After reading a history of Bell Labs, I took a slight detour in my reading list. First, I read about half of an introduction to information theory, then sort of bailed when I got to calculating the information entropy of continuous variables and jumped to a lighter history of cryptography called The Code Book: The Science of Secrecy from Ancient Egypt to Quantum Cryptography by Simon Singh.

In a relatively-breezy 432 pages, Singh takes us from ancient Roman and Egyptian ciphers all the way to RSA/PGP and quantum cryptography. We get a brief lesson on how Linear B was deciphered, as well as a pretty in-depth explanation of what Turing and co. did at Bletchley Park with the Enigma machine during World War II.

First of all Singh was good at giving just enough historical context to these code-making and code-breaking techniques to keep me interested– the history of cryptography seems to be a war between code-makers and code-breakers. Poor Mary Queen of Scots! But of course each stop of the historical school bus includes a well-balanced technical explanation of what made the new technique (making or breaking) work the way it did.

This includes the revelation of public key encryption, and almost immediately afterward the mathematical system of encryption known as RSA. Singh explains that the engine that powers RSA encryption is two “one-way” mathematical functions, one involving the modulus operator and the other involving multiplying two prime numbers. A “one-way” mathematical function is one that is easy to do in one direction, but very difficult to do in the reverse direction. A common real-world example is mixing two colors of paint (see below).

I won’t get into too many of the details– I’m certainly no expert, I just read a book–, but I believe this book is super useful today, even if you’re not interested in cryptography. It is essentially a chronicle of ideas thought to be perfect or unbreakable, only to be challenged and broken through unconventional thinking, usually by an outsider.

When Singh would describe a new code-making technique, the Enigma for example, I found myself in awe of the design and having no idea how anyone would break it, until I read the next section. One interesting theory Singh puts forward is that code-breaking may require an intense sense of life-or-death urgency.
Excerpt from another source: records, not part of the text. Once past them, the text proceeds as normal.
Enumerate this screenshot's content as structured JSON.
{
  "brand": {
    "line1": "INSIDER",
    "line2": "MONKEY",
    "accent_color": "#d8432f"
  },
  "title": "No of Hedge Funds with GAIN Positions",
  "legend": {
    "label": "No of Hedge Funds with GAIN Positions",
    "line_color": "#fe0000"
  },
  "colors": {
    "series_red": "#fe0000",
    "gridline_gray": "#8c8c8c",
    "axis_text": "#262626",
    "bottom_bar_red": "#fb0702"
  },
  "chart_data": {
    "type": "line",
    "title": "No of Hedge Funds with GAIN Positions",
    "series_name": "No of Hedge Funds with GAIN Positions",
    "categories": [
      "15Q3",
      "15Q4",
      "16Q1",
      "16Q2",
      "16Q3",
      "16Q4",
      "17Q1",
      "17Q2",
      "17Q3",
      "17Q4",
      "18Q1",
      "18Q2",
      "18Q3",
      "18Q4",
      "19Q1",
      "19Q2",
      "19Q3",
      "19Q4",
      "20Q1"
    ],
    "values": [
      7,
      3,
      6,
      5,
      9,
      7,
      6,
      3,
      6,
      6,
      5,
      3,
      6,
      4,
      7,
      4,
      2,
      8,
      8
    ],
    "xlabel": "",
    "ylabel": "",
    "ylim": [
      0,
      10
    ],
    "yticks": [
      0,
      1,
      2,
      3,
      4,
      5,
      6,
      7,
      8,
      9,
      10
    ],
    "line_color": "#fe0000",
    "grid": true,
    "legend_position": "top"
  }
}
His main example is the Polish code-breakers who, sandwiched between Russia and Nazi Germany, began to crack Enigma in the 1930s (BBC, some website) before Bletchley and Turing made their advances against the infamous German encryption system.

Another fun story is how Whitfield Diffie and Martin Hellman thought up asymmetric-key cryptography, known as Diffie-Hellman key exchange. The problem for code-makers at that time (1970s) was that every system seemed to rely on two parties sharing a secret key before any communication could begin. If all of your communication to this other party is monitored, how can you convey a secret key to them?

Singh relates one idea Diffie, Hellman, and Ralph Merkle tossed around before nailing the idea. Let’s say “Alice” and “Bob” are trying to communicate by mail, but “Eve” is trying to eavesdrop, opening any mail she can. Alice could put a lock on a safe and mail it to Bob, but Bob wouldn’t be able to open it without a key, which, if Alice sent by mail first, Eve could copy it. Huh.

One idea is to have Alice put her lock on the box, mail it to Bob, then have Bob put his lock on the box and mail it back to Alice. Then when Alice gets the box, she simply removes her lock with her key, and mails it back to Bob. At no point Eve can open the box when it’s intercepted.

There are a few more concepts needed to take us to the Diffie-Hellman key exchange– including one involving paint described in the image below– but I thought that mail one was damn clever. I think it’s an example of the kind of outside-the-box thinking that can solve seemingly difficult problems.

This system of exchanging a secret enabled RSA encryption and PGP software, which I wrote about previously. Briefly, it works because encrypting keys and decrypting keys are different (asymmetric), so we can make our encrypting key very public while keeping our decrypting key very private.